Ne yazık ki şairin selamına kimse karşılık vermez. Ayrıca Üstat Ankara'dadır. Karakoç bu duruma aldırmaz ve idarehanenin işlerine yardım eder. Birkaç gün sonra pardesülü biri hızla içeri girer ve çalışanlarla heyecanla konuşur. Babacan tavırlarıyla dikkat çeken bu adam, üstattır.
1950 yılının yaz aylarında gerçekleşen bu tanışma esnasında Kısakürek kırk altı, Karakoç on yedi yaşındadır. Üstat kendisine samimiyetle inanan bu genci Moda'daki evine, kahvaltıya davet eder. Karakoç, birçok üniversiteli gencin katıldığı bu sohbetlerde bulunmaktan zevk alır. Aynı günlerde sınav sonuçları açıklandığında Mülkiye'yi burslu olarak kazandığını öğrenir. Artık Ankara'ya gitmek mecburiyetindedir.
Ankara’da yapılan sık görüşmeler
Sezai Karakoç şanslıdır çünkü Ankara'da yaşarken Necip Fazıl'ı sık sık görme fırsatını bulur. Üstelik şair, Ankara'ya geleceğini önceden o sırada haftalık olarak yayımlanan Büyük Doğu dergisinde duyurmaktadır. Kısakürek ve gençler Ulus'ta bulunan İstanbul Kıraathanesi ya da Havuzlu Kahve gibi mekânlarda bir araya gelirler.
Bu buluşmalarda gençler genellikle konuşmaz, üstatlarını dinlerler. Buna ilave olarak İstanbul'a dönmek istediğinde onu kalabalık bir grup halinde uğurlarlar. Ankara Garı'ndaki bu uğurlamalar dikkat çeker. Öyle ki görenler "Acaba kimdir bu uğurlanan?" diye meraka düşerler.
"Müslümanlar! İşte şimdi sizin de bir gazeteniz var"
Sezai Karakoç yaz tatillerinde Ergani'ye döner ve harçlığını kazanmak için çeşitli işlerde çalışır. 1951 yazında memleketindeyken Büyük Doğu dergisi tekrar yayımlanır. Üstadın kumar baskını üzerine basın dünyasının iç yüzünü açıkladığı Büyük Doğu'nun ünlü 54'üncü sayısı bu sırada okurla buluşur. Şair yakın bir tarihte dergisini günlük gazeteye dönüştüreceğini müjdelemektedir. Nitekim sonbaharda Büyük Doğu ilk kez günlük olarak neşredilir. İlk günkü manşet "Müslümanlar! İşte şimdi sizin de bir gazeteniz var" şeklindedir.

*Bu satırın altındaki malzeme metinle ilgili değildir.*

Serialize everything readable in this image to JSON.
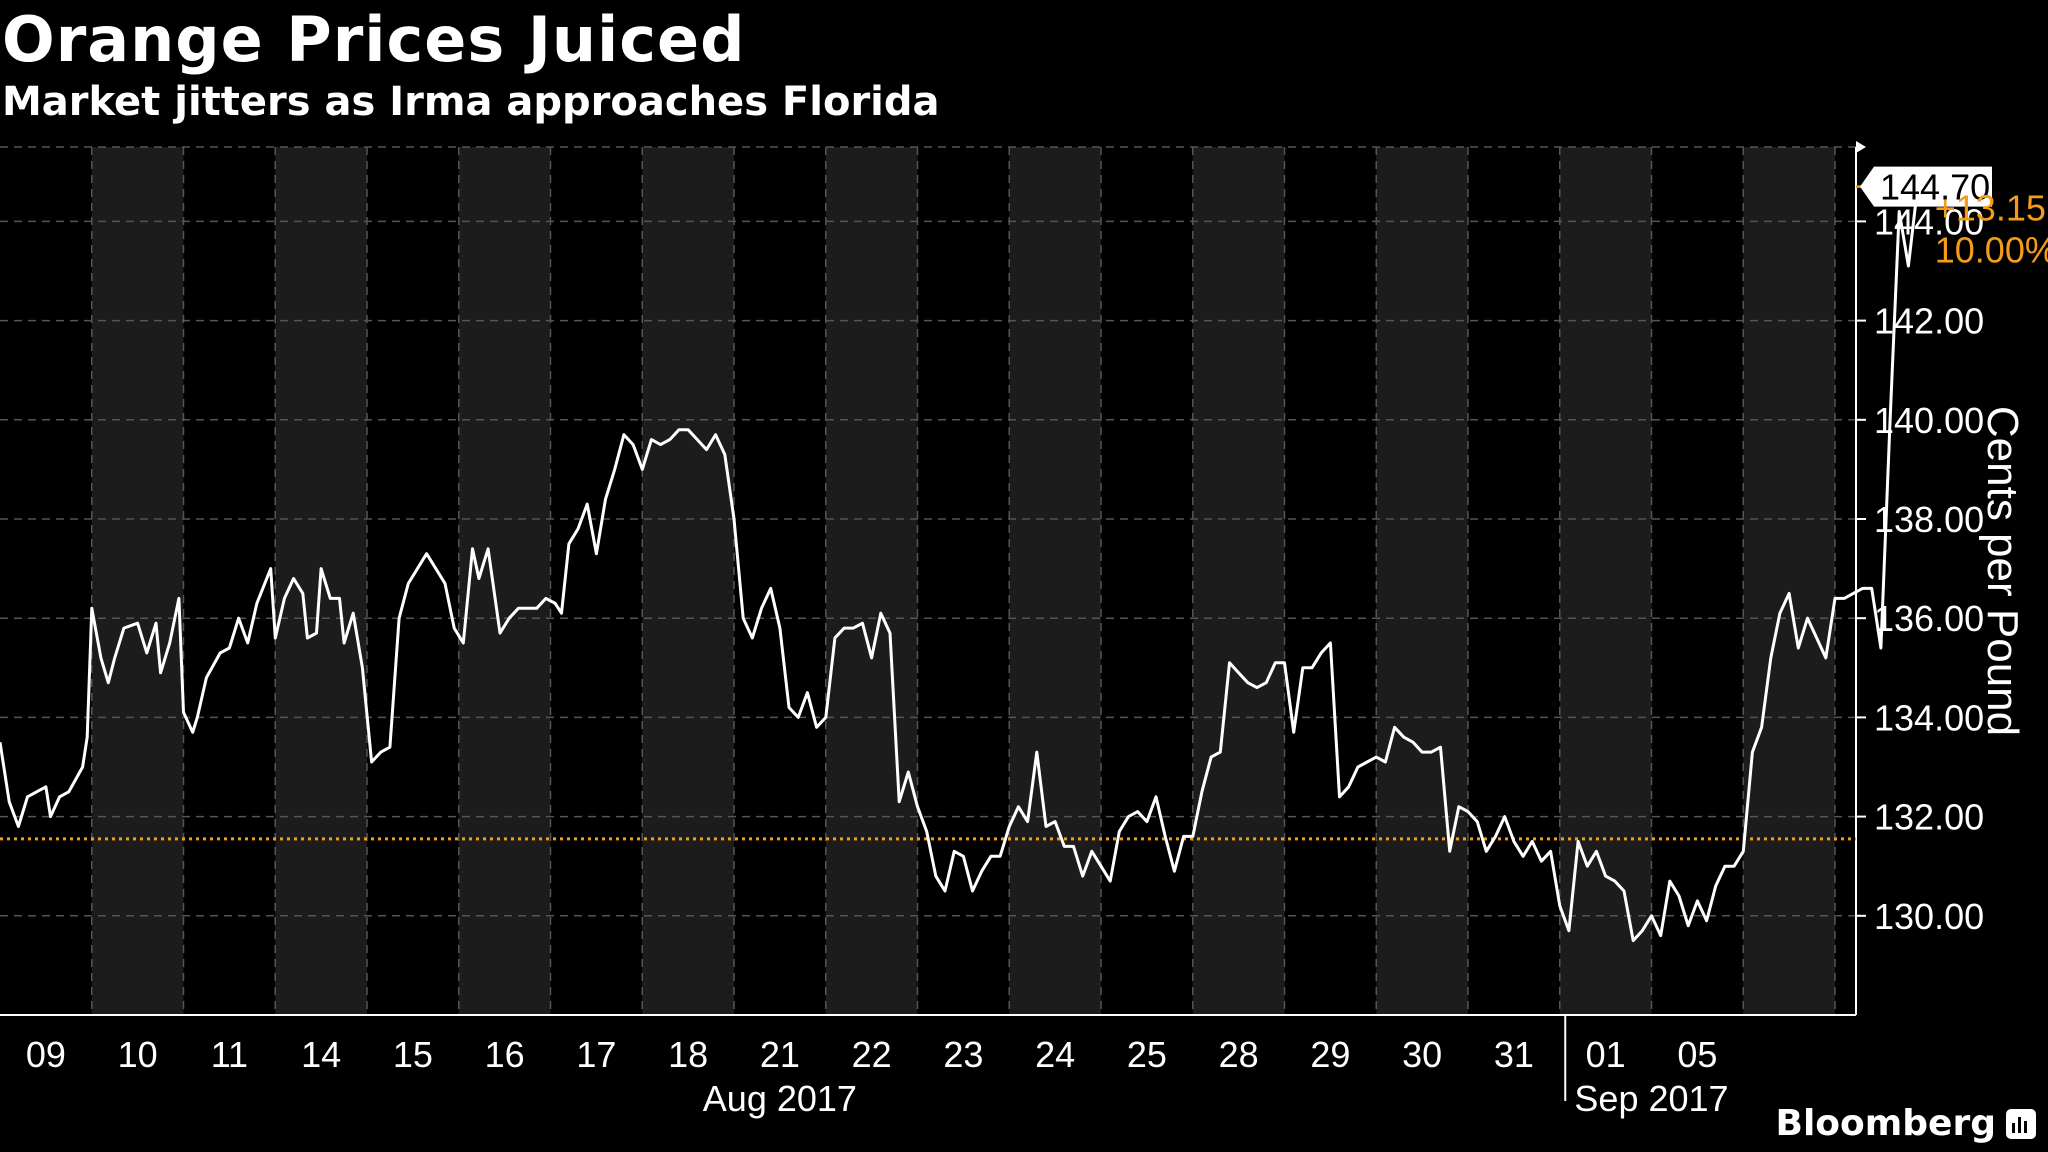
{
  "title": "Orange Prices Juiced",
  "subtitle": "Market jitters as Irma approaches Florida",
  "brand": "Bloomberg",
  "colors": {
    "background": "#000000",
    "line": "#ffffff",
    "accent": "#f59b1a",
    "band": "#1c1c1c"
  },
  "chart_data": {
    "type": "line",
    "ylabel": "Cents per Pound",
    "ylim": [
      128.0,
      145.5
    ],
    "yticks": [
      130.0,
      132.0,
      134.0,
      136.0,
      138.0,
      140.0,
      142.0,
      144.0
    ],
    "ytick_labels": [
      "130.00",
      "132.00",
      "134.00",
      "136.00",
      "138.00",
      "140.00",
      "142.00",
      "144.00"
    ],
    "x_days": [
      "09",
      "10",
      "11",
      "14",
      "15",
      "16",
      "17",
      "18",
      "21",
      "22",
      "23",
      "24",
      "25",
      "28",
      "29",
      "30",
      "31",
      "01",
      "05"
    ],
    "month_labels": [
      {
        "label": "Aug 2017",
        "from_day": 0,
        "to_day": 16
      },
      {
        "label": "Sep 2017",
        "from_day": 17,
        "to_day": 18
      }
    ],
    "grid": true,
    "last_value": "144.70",
    "change": "+13.15",
    "change_pct": "10.00%",
    "reference_value": 131.55,
    "series": [
      {
        "values": [
          [
            0.0,
            133.5
          ],
          [
            0.1,
            132.3
          ],
          [
            0.2,
            131.8
          ],
          [
            0.3,
            132.4
          ],
          [
            0.5,
            132.6
          ],
          [
            0.55,
            132.0
          ],
          [
            0.65,
            132.4
          ],
          [
            0.75,
            132.5
          ],
          [
            0.9,
            133.0
          ],
          [
            0.95,
            133.6
          ],
          [
            1.0,
            136.2
          ],
          [
            1.1,
            135.2
          ],
          [
            1.18,
            134.7
          ],
          [
            1.25,
            135.2
          ],
          [
            1.35,
            135.8
          ],
          [
            1.5,
            135.9
          ],
          [
            1.6,
            135.3
          ],
          [
            1.7,
            135.9
          ],
          [
            1.75,
            134.9
          ],
          [
            1.85,
            135.5
          ],
          [
            1.95,
            136.4
          ],
          [
            2.0,
            134.1
          ],
          [
            2.1,
            133.7
          ],
          [
            2.15,
            134.0
          ],
          [
            2.25,
            134.8
          ],
          [
            2.4,
            135.3
          ],
          [
            2.5,
            135.4
          ],
          [
            2.6,
            136.0
          ],
          [
            2.7,
            135.5
          ],
          [
            2.8,
            136.3
          ],
          [
            2.95,
            137.0
          ],
          [
            3.0,
            135.6
          ],
          [
            3.1,
            136.4
          ],
          [
            3.2,
            136.8
          ],
          [
            3.3,
            136.5
          ],
          [
            3.35,
            135.6
          ],
          [
            3.45,
            135.7
          ],
          [
            3.5,
            137.0
          ],
          [
            3.6,
            136.4
          ],
          [
            3.7,
            136.4
          ],
          [
            3.75,
            135.5
          ],
          [
            3.85,
            136.1
          ],
          [
            3.95,
            135.0
          ],
          [
            4.05,
            133.1
          ],
          [
            4.15,
            133.3
          ],
          [
            4.25,
            133.4
          ],
          [
            4.35,
            136.0
          ],
          [
            4.45,
            136.7
          ],
          [
            4.55,
            137.0
          ],
          [
            4.65,
            137.3
          ],
          [
            4.75,
            137.0
          ],
          [
            4.85,
            136.7
          ],
          [
            4.95,
            135.8
          ],
          [
            5.05,
            135.5
          ],
          [
            5.15,
            137.4
          ],
          [
            5.22,
            136.8
          ],
          [
            5.32,
            137.4
          ],
          [
            5.45,
            135.7
          ],
          [
            5.55,
            136.0
          ],
          [
            5.65,
            136.2
          ],
          [
            5.75,
            136.2
          ],
          [
            5.85,
            136.2
          ],
          [
            5.95,
            136.4
          ],
          [
            6.05,
            136.3
          ],
          [
            6.12,
            136.1
          ],
          [
            6.2,
            137.5
          ],
          [
            6.3,
            137.8
          ],
          [
            6.4,
            138.3
          ],
          [
            6.5,
            137.3
          ],
          [
            6.6,
            138.4
          ],
          [
            6.7,
            139.0
          ],
          [
            6.8,
            139.7
          ],
          [
            6.9,
            139.5
          ],
          [
            7.0,
            139.0
          ],
          [
            7.1,
            139.6
          ],
          [
            7.2,
            139.5
          ],
          [
            7.3,
            139.6
          ],
          [
            7.4,
            139.8
          ],
          [
            7.5,
            139.8
          ],
          [
            7.6,
            139.6
          ],
          [
            7.7,
            139.4
          ],
          [
            7.8,
            139.7
          ],
          [
            7.9,
            139.3
          ],
          [
            8.0,
            138.0
          ],
          [
            8.1,
            136.0
          ],
          [
            8.2,
            135.6
          ],
          [
            8.3,
            136.2
          ],
          [
            8.4,
            136.6
          ],
          [
            8.5,
            135.8
          ],
          [
            8.6,
            134.2
          ],
          [
            8.7,
            134.0
          ],
          [
            8.8,
            134.5
          ],
          [
            8.9,
            133.8
          ],
          [
            9.0,
            134.0
          ],
          [
            9.1,
            135.6
          ],
          [
            9.2,
            135.8
          ],
          [
            9.3,
            135.8
          ],
          [
            9.4,
            135.9
          ],
          [
            9.5,
            135.2
          ],
          [
            9.6,
            136.1
          ],
          [
            9.7,
            135.7
          ],
          [
            9.8,
            132.3
          ],
          [
            9.9,
            132.9
          ],
          [
            10.0,
            132.2
          ],
          [
            10.1,
            131.7
          ],
          [
            10.2,
            130.8
          ],
          [
            10.3,
            130.5
          ],
          [
            10.4,
            131.3
          ],
          [
            10.5,
            131.2
          ],
          [
            10.6,
            130.5
          ],
          [
            10.7,
            130.9
          ],
          [
            10.8,
            131.2
          ],
          [
            10.9,
            131.2
          ],
          [
            11.0,
            131.8
          ],
          [
            11.1,
            132.2
          ],
          [
            11.2,
            131.9
          ],
          [
            11.3,
            133.3
          ],
          [
            11.4,
            131.8
          ],
          [
            11.5,
            131.9
          ],
          [
            11.6,
            131.4
          ],
          [
            11.7,
            131.4
          ],
          [
            11.8,
            130.8
          ],
          [
            11.9,
            131.3
          ],
          [
            12.0,
            131.0
          ],
          [
            12.1,
            130.7
          ],
          [
            12.2,
            131.7
          ],
          [
            12.3,
            132.0
          ],
          [
            12.4,
            132.1
          ],
          [
            12.5,
            131.9
          ],
          [
            12.6,
            132.4
          ],
          [
            12.7,
            131.6
          ],
          [
            12.8,
            130.9
          ],
          [
            12.9,
            131.6
          ],
          [
            13.0,
            131.6
          ],
          [
            13.1,
            132.5
          ],
          [
            13.2,
            133.2
          ],
          [
            13.3,
            133.3
          ],
          [
            13.4,
            135.1
          ],
          [
            13.5,
            134.9
          ],
          [
            13.6,
            134.7
          ],
          [
            13.7,
            134.6
          ],
          [
            13.8,
            134.7
          ],
          [
            13.9,
            135.1
          ],
          [
            14.0,
            135.1
          ],
          [
            14.1,
            133.7
          ],
          [
            14.2,
            135.0
          ],
          [
            14.3,
            135.0
          ],
          [
            14.4,
            135.3
          ],
          [
            14.5,
            135.5
          ],
          [
            14.6,
            132.4
          ],
          [
            14.7,
            132.6
          ],
          [
            14.8,
            133.0
          ],
          [
            14.9,
            133.1
          ],
          [
            15.0,
            133.2
          ],
          [
            15.1,
            133.1
          ],
          [
            15.2,
            133.8
          ],
          [
            15.3,
            133.6
          ],
          [
            15.4,
            133.5
          ],
          [
            15.5,
            133.3
          ],
          [
            15.6,
            133.3
          ],
          [
            15.7,
            133.4
          ],
          [
            15.8,
            131.3
          ],
          [
            15.9,
            132.2
          ],
          [
            16.0,
            132.1
          ],
          [
            16.1,
            131.9
          ],
          [
            16.2,
            131.3
          ],
          [
            16.3,
            131.6
          ],
          [
            16.4,
            132.0
          ],
          [
            16.5,
            131.5
          ],
          [
            16.6,
            131.2
          ],
          [
            16.7,
            131.5
          ],
          [
            16.8,
            131.1
          ],
          [
            16.9,
            131.3
          ],
          [
            17.0,
            130.2
          ],
          [
            17.1,
            129.7
          ],
          [
            17.2,
            131.5
          ],
          [
            17.3,
            131.0
          ],
          [
            17.4,
            131.3
          ],
          [
            17.5,
            130.8
          ],
          [
            17.6,
            130.7
          ],
          [
            17.7,
            130.5
          ],
          [
            17.8,
            129.5
          ],
          [
            17.9,
            129.7
          ],
          [
            18.0,
            130.0
          ],
          [
            18.1,
            129.6
          ],
          [
            18.2,
            130.7
          ],
          [
            18.3,
            130.4
          ],
          [
            18.4,
            129.8
          ],
          [
            18.5,
            130.3
          ],
          [
            18.6,
            129.9
          ],
          [
            18.7,
            130.6
          ],
          [
            18.8,
            131.0
          ],
          [
            18.9,
            131.0
          ],
          [
            19.0,
            131.3
          ],
          [
            19.1,
            133.3
          ],
          [
            19.2,
            133.8
          ],
          [
            19.3,
            135.2
          ],
          [
            19.4,
            136.1
          ],
          [
            19.5,
            136.5
          ],
          [
            19.6,
            135.4
          ],
          [
            19.7,
            136.0
          ],
          [
            19.8,
            135.6
          ],
          [
            19.9,
            135.2
          ],
          [
            20.0,
            136.4
          ],
          [
            20.1,
            136.4
          ],
          [
            20.2,
            136.5
          ],
          [
            20.3,
            136.6
          ],
          [
            20.4,
            136.6
          ],
          [
            20.5,
            135.4
          ],
          [
            20.6,
            140.0
          ],
          [
            20.7,
            144.2
          ],
          [
            20.8,
            143.1
          ],
          [
            20.9,
            144.7
          ],
          [
            21.0,
            144.7
          ]
        ]
      }
    ]
  }
}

“Konuşmaz, soru sormaz, dinlerdim”
"N. Fazıl Üstadımızın sohbetlerinde genellikle ben konuşmaz, soru sormaz, dinlerdim. Bütün eserlerini ve Büyük Doğuları ve hakkında yazılmış hemen hemen her yazıyı okumuş bulunmakla beraber, bunları hiç söylemez ve belirtmezdim. Şiir yazdığımı, hatta bir şiirimin Büyük Doğu'da çıktığını bile söylemezdim. Ancak çok zaruri hallerde, bir konuda bir ismin akla gelmemesi hallerinde gereken kelimeyi hatırlatırdım..."
Necip Fazıl Kısakürek'in sohbetini onlarca genç ilgiyle takip eder. Bununla beraber Sezai Karakoç'un bu gençler arasındaki yeri bambaşkadır. Üstatla sürekli temas hâlinde olan, onun sayısız sıkıntısına tanıklık eden kendisidir. Yine de bir arada bulunduklarında Karakoç, çoğunlukla konuşmaz. Necip Fazıl'a hürmette kusur etmemek için söz ve davranışlarına azami seviyede dikkat eder. Onu can kulağıyla dinler, gerekmedikçe soru bile sormaz.